Vous accusez ensuite les psychanalystes d'avoir érigé leur théorie en dogme et vous vous désolez de ce que la psychanalyse perdure, comme si c'était une théorie unitaire, un dogme monolithique resté inchangé depuis Freud. L'argument est encore une fois plus qu'éculé. Si toutefois vous aviez pris la peine de fouiller quelque peu les publications psychanalytiques, vous auriez constaté que la psychanalyse n'est pas «une» théorie, mais un champ de recherches et de pratiques où plusieurs théories naissent, vivent un temps, s'affrontent, sont contestées et remplacées comme dans tout autre champ du savoir. Vous auriez vu que le débat est même plutôt vif. Mais là encore, vous ne démontrez que votre profonde méconnaissance du champ théorique en question.

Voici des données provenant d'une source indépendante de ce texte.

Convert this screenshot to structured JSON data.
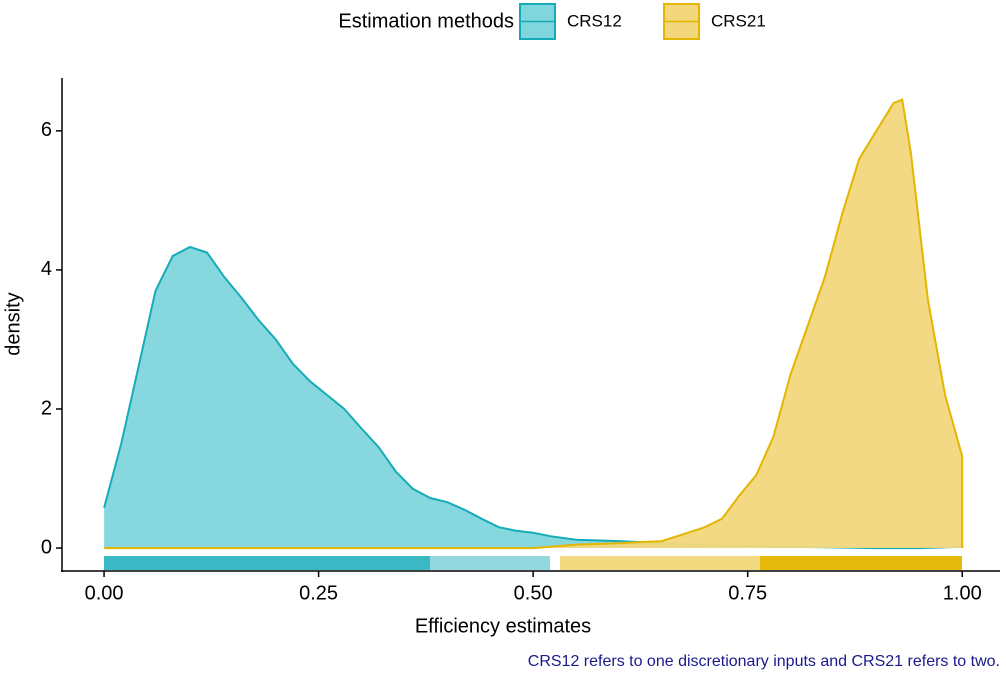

2. Sur l'épistémologie. Vous vous référez, comme on fait souvent, à Karl Popper pour invalider la psychanalyse. Il est vrai que Karl Popper - qui, au fait, ne connaissait la psychanalyse que par ouï-dire - a dit un jour que celle-ci ne lui apparaissait pas comme une science, faute d'énoncés falsifiables. Popper se basait alors, comme vous, sur l'image caricaturale du psychanalyste ayant toujours raison puisque pouvant attribuer toute objection à une «résistance». C'est le «pile je gagne, face tu perds» que Freud, en 1937, a discuté dans un texte célèbre (Constructions dans l'analyse). Il serait aisé, si l'espace le permettait, de vous énumérer des énoncés fondamentaux et parfaitement falsifiables de la psychanalyse. Mais c'est Popper, et non Freud, qui doit se retourner dans sa tombe quand vous affirmez - c'est votre thèse principale - qu'il faut «fonder l'intervention sur des données empiriques dont la valeur scientifique est éprouvée». Ces propos montrent votre connaissance approximative de Popper également.Voyez plutôt, en fait d'empirisme et de preuves, ce que celui-ci écrit (The Myth of the Framework, traduction libre):

«Je me suis toujours battu pour le droit d'opérer librement avec des théories spéculatives, contre l'étroitesse des théories "scientistes" et, spécialement, contre toute forme d'empirisme sensualiste» (p. 75).

«Ce que nous appelons vaguement l'objectivité de la science et la rationalité de la science sont simplement des aspects de la discussion critique des théories scientifiques. [...] Il est important de noter ce que la critique scientifique n'essaie pas de montrer. Elle n'essaie pas de montrer que la théorie en question n'a pas été prouvée ou démontrée. De même, elle n'essaie pas de montrer que la théorie n'a pas été établie ou justifiée - car aucune théorie ne peut être établie ou justifiée. Incidemment, elle n'essaie pas de montrer que la théorie en question est hautement probable (au sens du calcul des probabilités) - car aucune théorie n'est hautement probable. [...] Par conséquent, les scientifiques, dans leurs discussions critiques, n'attaquent pas les arguments qui pourraient servir à établir ou même à soutenir la théorie examinée. Ils attaquent la théorie elle-même, en tant que solution aux problèmes qu'elle essaie de résoudre. Ils examinent et discutent ses conséquences, son pouvoir explicatif, sa consistance et sa compatibilité avec d'autres théories» (p. 159).

Voilà, cher collègue, de quoi méditer avant de crier à la fraude et d'exiger, rien de moins, qu'on cesse d'enseigner la théorie psychanalytique à l'Université.

Vous vous référez beaucoup à l'éthique. Pourquoi ne pas commencer par le respect des règles élémentaires de la critique scientifique, et en particulier par une connaissance réelle de ce que vous prétendez critiquer?

Dominique Scarfone, m.d.,
professeur agrégé,
Département de psychologie


Les professeurs Marc-André Bouchard, Francine Cyr et Hélène David, tous trois du Département de psychologie, signent également cette lettre ouverte.